Autism affects 1 in 88 children. It’s a developmental disorder that usually appears in the first 3 years of life, and affects the brain’s normal development of social and communication skills. There are 3 categories in which Autism is diagnosed, but the amount of symptoms presented are different for each, as well as the severity. There is Classic Autism, Pervasive developmental disorder not otherwise specified (PDD-NOS) and Asperger’s Syndrome. Some signs of Autism can include not making eye contact, not smiling or exhibiting joyful expressions by 6 months or later, not imitating sounds and movements others make, not communicating through gestures by 10 months, not responding to his or her name from 6 to 12 months, not babbling by 12 months, not pointing, reaching, or waving by 12 months, not speaking by 16 months, and not using two-word phrases by 24 months.
In the case of 8 year old Dawson Dabbs of Nettleton, he was considered completely normal from the age of birth to 2 1/2 year old. It wasn’t until his mother Brandi Dabbs enrolled him in the three-year class at preschool that she started noticing a difference in his developmental abilities. “There was always something different about Dawson. I just couldn’t get other people to see what I was seeing because they were around him as much as I was,” Dabbs explained. “The pediatrician just told me told me that Dawson was smart and quirky,” Dabbs said.
By the time he was 3, Dawson had stopped answering to his name and started his incessant pacing. The tantrums (meltdowns) started next made worse by her and her husband’s attempts to find the cause. The connection between noise (which always bothered him) and meltdowns, wasn’t discovered until Dawson turned 4. “The world drove him crazy and for an entire year and a half, we barely took him out in public.” Some days it would be so bad that Dawson would take to him room for hours and write letters and numbers in repeating patterns. “I slowly watched the boy I knew, so happy and so full of life, retreat into his mind and body. The worst part Dabbs asked? ” I didn’t have a clue about what was happening, let alone the signs we were seeing were Autism.”
It would take another 3 years and countless appointments with pediatricians, clinical psychiatrists, and child psychologists before Dawson was finally diagnosed with a high functioning form of Autism called Asperger’s Syndrome.
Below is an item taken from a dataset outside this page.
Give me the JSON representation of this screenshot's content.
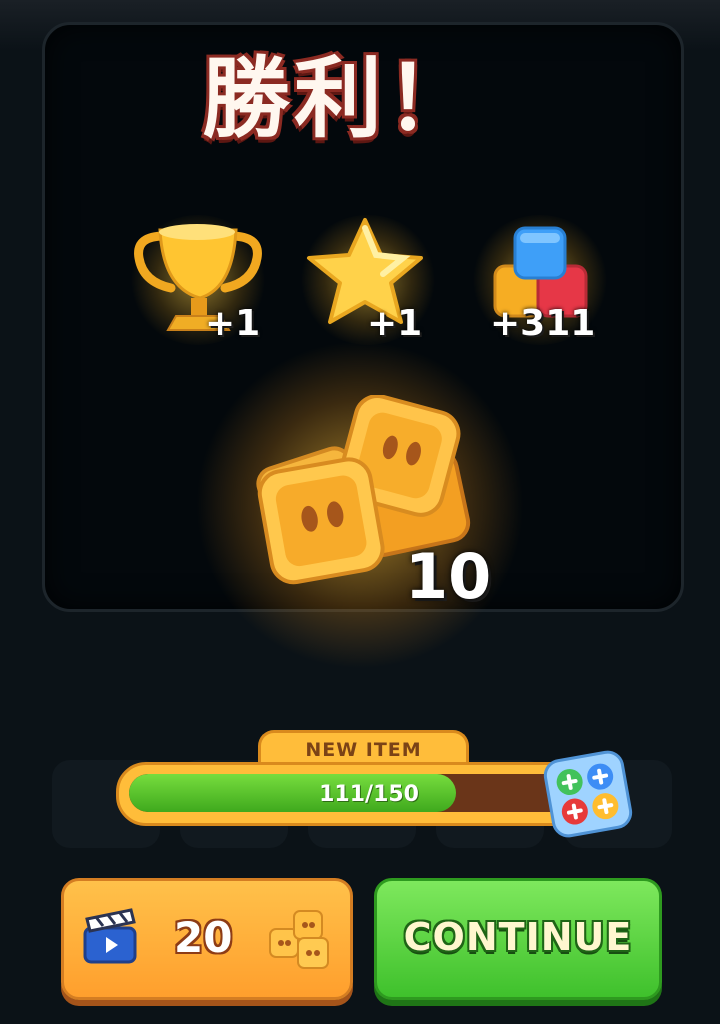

During that journey, doctors also diagnosed Dawson with Attention Deficit Hyperactivity Disorder (ADHD) and Obsessive Compulsive Disorder (OCD.) “Asperger’s by itself is a huge thing to deal with and all of its developmental and social problems. So to add 2 other disorders that require medicines is a very jagged and rocky mountain to climb!” says Dabbs.
However, with the help of Occupational, Speech, Cognitive Behavior and Applied Behavior Therapy, therapists worked with him to find out where his strengths were and, most importantly, where his weaknesses were in areas such as social, educational, sensory, nutritional, cognitive, and more.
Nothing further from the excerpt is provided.